A newly announced plan to tap into natural gas reserves in northern Alaska promises to produce 4 million tons of liquid natural gas (LNG) annually over the next 20 years. Yet not a single drop of that will go to Americans, thanks to a nonsensical federal shipping regulation.
ExxonMobile and Qilak LNG, an Alaska-based subsidiary of a Dubai-based energy firm, announced plans last month to extract natural gas from the state’s far northern reaches, along the coast of the Arctic Ocean. Because there are no pipelines serving that remote region, the two companies say they will export the gas via icebreaking ships equipped to carry LNG. Shipping LNG from northern Alaska across the Bering Strait to markets in Asia will be 40 percent less expensive than building a pipeline across the state.
But thanks to the Jones Act, a 1920s federal law regulating American shipping, Alaskans (and Americans in general) won’t get to use a single drop of the 80 million tons of LNG expected to be extracted. No icebreaking LNG-carrying vessels currently meet the Jones Act’s stringent requirements to serve American ports.
Under the terms of the law, ships carrying goods from one American port to another must be American-built and American-flagged, and must have a crew that’s at least 75 percent American. It will be perfectly legal for non-American vessels to pick-up LNG from the new production facilities in northern Alaska, but not if they stop at any other American ports to offload even a portion of their cargo.
There’s nothing wrong with exporting that energy, of course, but it seems ridiculous to cut off Alaskans from the benefits of resources found in their own backyards. That’s doubly true considering that Alaskans pay higher than average energy prices—a fact that itself is partly attributable to the Jones Act.
It’s not just Alaska. All remote parts of the United States that do not have access to natural gas pipelines suffer because of the Jones Act. Puerto Rico imports natural gas from Russia because it is illegal to ship natural gas from Texas or Louisiana to the island in a non-Jones-Act-compliant vessel. The same thing happened recently in New England, when Russian natural gas had to be imported by ship when pipeline capacity was insufficient to meet demand.

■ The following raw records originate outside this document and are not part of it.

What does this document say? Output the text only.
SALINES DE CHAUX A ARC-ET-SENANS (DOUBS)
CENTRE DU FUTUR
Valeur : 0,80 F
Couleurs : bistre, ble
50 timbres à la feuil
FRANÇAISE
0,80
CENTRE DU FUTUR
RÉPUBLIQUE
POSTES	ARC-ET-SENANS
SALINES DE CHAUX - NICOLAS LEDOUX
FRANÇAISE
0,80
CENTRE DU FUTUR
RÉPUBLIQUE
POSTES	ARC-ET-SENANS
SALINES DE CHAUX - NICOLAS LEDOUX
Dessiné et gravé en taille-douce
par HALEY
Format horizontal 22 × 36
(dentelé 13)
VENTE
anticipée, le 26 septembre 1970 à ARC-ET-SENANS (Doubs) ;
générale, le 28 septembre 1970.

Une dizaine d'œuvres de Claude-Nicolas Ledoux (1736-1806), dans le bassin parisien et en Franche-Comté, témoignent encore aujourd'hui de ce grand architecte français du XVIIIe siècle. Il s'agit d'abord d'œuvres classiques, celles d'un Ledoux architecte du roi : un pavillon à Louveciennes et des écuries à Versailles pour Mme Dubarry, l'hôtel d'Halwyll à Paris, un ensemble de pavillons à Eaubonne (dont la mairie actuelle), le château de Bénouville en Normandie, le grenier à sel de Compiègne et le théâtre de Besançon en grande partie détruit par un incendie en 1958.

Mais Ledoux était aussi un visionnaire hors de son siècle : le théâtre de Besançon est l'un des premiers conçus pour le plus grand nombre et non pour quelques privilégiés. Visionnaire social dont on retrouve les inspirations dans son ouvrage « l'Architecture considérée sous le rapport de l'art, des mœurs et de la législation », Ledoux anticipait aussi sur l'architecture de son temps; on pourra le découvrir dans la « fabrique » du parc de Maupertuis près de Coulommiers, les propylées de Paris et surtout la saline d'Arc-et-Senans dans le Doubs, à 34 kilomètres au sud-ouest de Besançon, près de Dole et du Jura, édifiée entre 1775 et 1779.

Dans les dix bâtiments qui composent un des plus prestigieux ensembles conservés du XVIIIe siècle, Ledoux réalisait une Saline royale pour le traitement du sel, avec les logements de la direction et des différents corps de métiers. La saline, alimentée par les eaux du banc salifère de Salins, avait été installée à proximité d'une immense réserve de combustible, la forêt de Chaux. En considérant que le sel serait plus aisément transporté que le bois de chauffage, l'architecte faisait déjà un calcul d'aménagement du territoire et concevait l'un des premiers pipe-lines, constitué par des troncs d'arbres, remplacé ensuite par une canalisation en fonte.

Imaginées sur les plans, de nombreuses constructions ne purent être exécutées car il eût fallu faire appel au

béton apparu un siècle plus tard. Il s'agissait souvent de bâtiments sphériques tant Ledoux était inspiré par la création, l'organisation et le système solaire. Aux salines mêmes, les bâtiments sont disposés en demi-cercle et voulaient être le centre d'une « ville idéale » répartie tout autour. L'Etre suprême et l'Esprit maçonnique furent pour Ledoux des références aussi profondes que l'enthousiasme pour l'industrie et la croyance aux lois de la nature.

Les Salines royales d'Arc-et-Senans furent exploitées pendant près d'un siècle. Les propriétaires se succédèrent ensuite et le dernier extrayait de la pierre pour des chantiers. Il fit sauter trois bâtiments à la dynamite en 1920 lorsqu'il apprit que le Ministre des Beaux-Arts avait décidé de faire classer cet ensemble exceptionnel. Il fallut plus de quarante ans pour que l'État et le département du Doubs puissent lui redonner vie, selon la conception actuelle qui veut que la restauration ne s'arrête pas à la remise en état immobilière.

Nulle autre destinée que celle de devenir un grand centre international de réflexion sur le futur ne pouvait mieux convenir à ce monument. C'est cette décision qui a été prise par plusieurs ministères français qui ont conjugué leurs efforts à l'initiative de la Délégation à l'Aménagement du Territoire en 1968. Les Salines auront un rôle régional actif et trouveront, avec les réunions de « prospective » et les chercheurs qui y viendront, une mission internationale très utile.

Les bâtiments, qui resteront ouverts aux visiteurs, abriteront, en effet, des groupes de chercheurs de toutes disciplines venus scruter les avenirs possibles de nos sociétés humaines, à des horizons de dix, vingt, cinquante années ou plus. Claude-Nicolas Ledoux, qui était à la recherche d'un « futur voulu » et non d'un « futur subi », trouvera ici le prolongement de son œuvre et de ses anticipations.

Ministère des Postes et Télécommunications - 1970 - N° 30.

The Jones Act “evidently creates large cost inefficiencies by protecting the shipbuilding industry—a tiny economic sector in the U.S.—at the expense of other U.S. industries with enormous economic potential,” researchers for the Organization for Economic Cooperation and Development concluded in a report released earlier this year. Abolishing the Jones Act would lower the cost of shipping between U.S. ports by as much as 50 percent, the report concluded. That would boost the American economy by $135 billion, three times the size of the U.S. shipbuilding industry.
In the meantime, the artificially higher shipping costs created by the Jones Act have direct consequences for the people who live in places like Puerto Rico or Alaska. The median income in Puerto Rico is less than half of what it is in the poorest U.S. state, but the cost of living there is higher than the U.S. average. The numbers for Alaska are less dramatic, but similar.

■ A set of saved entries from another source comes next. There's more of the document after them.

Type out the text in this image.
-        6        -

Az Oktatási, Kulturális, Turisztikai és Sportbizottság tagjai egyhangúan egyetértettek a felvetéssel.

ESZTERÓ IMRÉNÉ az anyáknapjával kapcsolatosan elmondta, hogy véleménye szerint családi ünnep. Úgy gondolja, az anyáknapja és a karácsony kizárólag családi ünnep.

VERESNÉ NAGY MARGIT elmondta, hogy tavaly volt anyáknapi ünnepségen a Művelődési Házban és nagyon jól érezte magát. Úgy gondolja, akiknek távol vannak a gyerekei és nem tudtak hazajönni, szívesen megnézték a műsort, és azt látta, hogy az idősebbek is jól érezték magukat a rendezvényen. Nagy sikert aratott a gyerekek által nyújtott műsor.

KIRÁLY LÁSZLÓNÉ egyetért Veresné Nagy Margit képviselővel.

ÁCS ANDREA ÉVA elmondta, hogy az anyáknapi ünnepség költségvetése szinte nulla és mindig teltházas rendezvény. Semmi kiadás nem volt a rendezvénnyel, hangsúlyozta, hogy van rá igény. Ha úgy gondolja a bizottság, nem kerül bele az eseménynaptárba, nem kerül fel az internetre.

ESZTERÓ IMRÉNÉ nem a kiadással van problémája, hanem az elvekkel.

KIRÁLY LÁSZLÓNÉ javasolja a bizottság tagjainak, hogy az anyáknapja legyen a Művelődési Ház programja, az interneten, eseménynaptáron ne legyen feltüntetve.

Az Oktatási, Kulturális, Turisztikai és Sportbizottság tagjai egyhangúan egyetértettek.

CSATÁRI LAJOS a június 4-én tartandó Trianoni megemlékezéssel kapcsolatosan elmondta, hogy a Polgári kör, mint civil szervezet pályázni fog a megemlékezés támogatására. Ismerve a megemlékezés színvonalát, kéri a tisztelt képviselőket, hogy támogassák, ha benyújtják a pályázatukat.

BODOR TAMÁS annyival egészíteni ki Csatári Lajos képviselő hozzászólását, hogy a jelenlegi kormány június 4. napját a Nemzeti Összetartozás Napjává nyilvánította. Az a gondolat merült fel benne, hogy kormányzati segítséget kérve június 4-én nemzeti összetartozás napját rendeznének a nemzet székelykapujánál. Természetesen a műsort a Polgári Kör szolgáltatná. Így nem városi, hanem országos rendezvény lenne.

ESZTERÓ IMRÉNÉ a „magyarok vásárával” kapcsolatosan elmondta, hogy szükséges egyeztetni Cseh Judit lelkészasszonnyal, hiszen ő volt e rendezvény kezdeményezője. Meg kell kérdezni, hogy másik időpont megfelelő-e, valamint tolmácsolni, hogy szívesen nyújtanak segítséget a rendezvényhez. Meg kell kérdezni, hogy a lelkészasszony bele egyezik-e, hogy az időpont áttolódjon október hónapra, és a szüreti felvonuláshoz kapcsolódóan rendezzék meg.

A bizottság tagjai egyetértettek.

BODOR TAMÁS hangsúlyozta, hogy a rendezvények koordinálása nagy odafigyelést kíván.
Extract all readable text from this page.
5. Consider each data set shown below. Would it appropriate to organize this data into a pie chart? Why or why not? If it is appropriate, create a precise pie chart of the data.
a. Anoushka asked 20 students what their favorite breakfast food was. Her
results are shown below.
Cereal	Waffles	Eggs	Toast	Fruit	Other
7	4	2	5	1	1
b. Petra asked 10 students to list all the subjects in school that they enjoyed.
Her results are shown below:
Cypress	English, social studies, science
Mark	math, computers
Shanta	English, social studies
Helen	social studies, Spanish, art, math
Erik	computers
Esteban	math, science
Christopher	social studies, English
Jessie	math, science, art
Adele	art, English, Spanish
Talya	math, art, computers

For all those costs, the Jones Act doesn’t seem to deliver much in the way of benefits.
The number of ships that meet the Jones Act’s requirements for operating between American ports has shrunk from 193 in 2000 to just 99 in 2018. It costs more than three times as much to build a cargo ship in America as it does in some other countries, according to a 2017 report from the Cato Institute, and American shipping companies respond to that incentive by buying foreign-built ships. That means there are fewer ships capable of serving American ports. Fewer ships mean higher prices.
Indeed, the large shipyard in Philadelphia—which has twice been bailed out by taxpayers—currently has no orders for new ships. The most recent vessel built there, a $209 million cargo ship that will shuttle goods between the West Coast and Hawaii, is six times smaller and yet $50 million more expensive than the world’s largest cargo ship.
“Denied the benefits of foreign competition, this sector has failed to innovate and reduce costs, in turn depressing demand for its offerings,” wrote Cato Institute trade scholars Colin Grabow and Inu Manak earlier this year.
No wonder there aren’t any LNG carriers that meet the Jones Act’s requirements. If you create legal barriers that artificially raise the cost of doing business in one place, investments and jobs are naturally going to flow somewhere else.
Sen. Mike Lee (R–Utah) has introduced a bill to repeal the Jones Act, and President Donald Trump once even offered tepid support for the idea—but that was before lawmakers from shipbuilding states convinced him it was a bad idea.
The end result of this ludicrous pile of protectionism is that Alaskan natural gas will be sent to Asia while Alaskans pay to import their fuel from Russia and elsewhere. Global trade is a wonderful thing, but prohibiting Americans from buying American-produced natural gas just because it wasn’t delivered in an American-built ship makes little sense.